Na roça era assim: vida muito sofrida e com algumas privações, mas independente disso as pessoas gostavam do campo. Do ar puro, do jeito inocente da gente do lugar e da amizade que se fazia. Se tem algo típico da roça é a solidariedade. Seja pra arar o pasto, pra rezar em homenagem ao santo padroeiro e até mesmo pro forró.
Se tempos atrás a vida era muito sofrida e de trabalho na roça, o povo também sabia se reunir para coisas boas. A criançada, por exemplo, aproveitava a noite para caçar vaga-lumes e colocá-los num pote de vidro que ficava todo alumiado. Já os mais mocinhos iam pra beira do rio nadar e depois aproveitavam para pescar e garantir a mistura da janta.

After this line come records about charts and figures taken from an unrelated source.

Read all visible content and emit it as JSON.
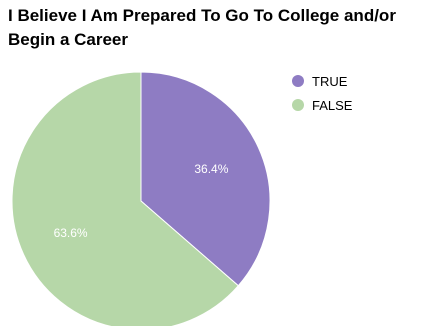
{
  "chart_data": {
    "type": "pie",
    "title": "I Believe I Am Prepared To Go To College and/or Begin a Career",
    "legend_position": "top-right",
    "slices": [
      {
        "label": "TRUE",
        "value": 36.4,
        "display": "36.4%",
        "color": "#8e7cc3"
      },
      {
        "label": "FALSE",
        "value": 63.6,
        "display": "63.6%",
        "color": "#b6d7a8"
      }
    ]
  }
}
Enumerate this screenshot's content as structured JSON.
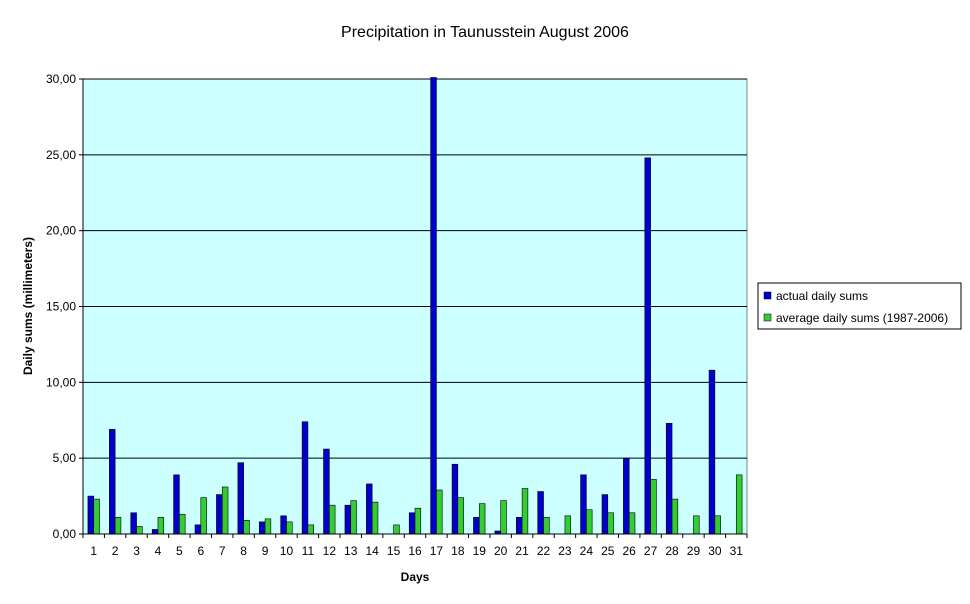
{
  "chart_data": {
    "type": "bar",
    "title": "Precipitation in Taunusstein  August  2006",
    "xlabel": "Days",
    "ylabel": "Daily sums  (millimeters)",
    "ylim": [
      0,
      30
    ],
    "y_ticks": [
      0,
      5,
      10,
      15,
      20,
      25,
      30
    ],
    "y_tick_labels": [
      "0,00",
      "5,00",
      "10,00",
      "15,00",
      "20,00",
      "25,00",
      "30,00"
    ],
    "grid": true,
    "legend_position": "right",
    "plot_background": "#ccffff",
    "categories": [
      "1",
      "2",
      "3",
      "4",
      "5",
      "6",
      "7",
      "8",
      "9",
      "10",
      "11",
      "12",
      "13",
      "14",
      "15",
      "16",
      "17",
      "18",
      "19",
      "20",
      "21",
      "22",
      "23",
      "24",
      "25",
      "26",
      "27",
      "28",
      "29",
      "30",
      "31"
    ],
    "series": [
      {
        "name": "actual daily sums",
        "color": "#0000cc",
        "values": [
          2.5,
          6.9,
          1.4,
          0.3,
          3.9,
          0.6,
          2.6,
          4.7,
          0.8,
          1.2,
          7.4,
          5.6,
          1.9,
          3.3,
          0.0,
          1.4,
          30.1,
          4.6,
          1.1,
          0.2,
          1.1,
          2.8,
          0.0,
          3.9,
          2.6,
          5.0,
          24.8,
          7.3,
          0.0,
          10.8,
          0.0
        ]
      },
      {
        "name": "average daily sums (1987-2006)",
        "color": "#33cc33",
        "values": [
          2.3,
          1.1,
          0.5,
          1.1,
          1.3,
          2.4,
          3.1,
          0.9,
          1.0,
          0.8,
          0.6,
          1.9,
          2.2,
          2.1,
          0.6,
          1.7,
          2.9,
          2.4,
          2.0,
          2.2,
          3.0,
          1.1,
          1.2,
          1.6,
          1.4,
          1.4,
          3.6,
          2.3,
          1.2,
          1.2,
          3.9
        ]
      }
    ]
  }
}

Era tudo muito simples, mas todo mundo se divertia, e o que é mais importante: juntos. Interação é palavra antiga e que agora virou moda, mas o povo da roça já conhecia bem. Muito mais do que ser só a relação firmada entre duas interfaces, ligando o mundo real ao virtual, a interação ou interatividade prevê, na primeira e última análise, a ligação entre as pessoas independente do meio que utilizam para isso.
Parece que quanto mais simples o tipo de sociedade mais direta essa interação, uma vez que é gente ligada à gente por laços comuns. É a tal da identidade se consolidando. Quanto mais complexa a sociedade, a interação ou interatividade vai ficando mais sofisticada/complicada e ao mesmo tempo em que aproxima afasta as pessoas. Fica cada um no seu quadrado, no seu mundinho ou universo paralelo.
Na roça, quando se caçava vaga-lumes, tudo era real num mesmo plano. Hoje criaram a tal de realidade aumentada, que quer unir dois mundos. Um que existe e outro criado para o homem não ficar só em si.
Realidade aumentada tinha que ser a ampliação do meu mundo no contexto do mundo do outro e não apenas no âmbito virtual. Quando a realidade aumentada vence os muros de cada um e dá vista para o quintal do outro podemos ver, sem obstáculo, o que impacta o próximo.
Com isso, abre espaço para uma visão humanizada que permite entender o que nos divide. É como se estivesse todo mundo num mesmo pasto a caçar vaga-lumes. Lado a lado. Com suas limitações e habilidades.
Não se trata de um mero jogo. A realidade aumentada inaugura um novo tempo, que merece ser mais bem avaliado do ponto de vista social e antropológico. Se antes a curiosidade era chegar ao espaço e desvendar os mistérios das galáxias, agora o que intriga boa parte da humanidade é decifrar os mistérios deste mundo virtual que ela mesma cria.
Se antes vivia-se na roça, a existência do homem agora é dentro da aldeia global. Conectada, tão aproximada e também tão distante. Entender essa realidade e a necessidade de criar cada vez mais elementos num mundo virtual é um desafio.
Talvez uma das teses para viver nessa realidade estendida seja a possibilidade de controle do mundo virtual. Quem sabe não seja ele menos complexo do que real?
Jogos, por vezes, são formas de fuga. Entretenimento a uma realidade que às vezes se mostra incômoda.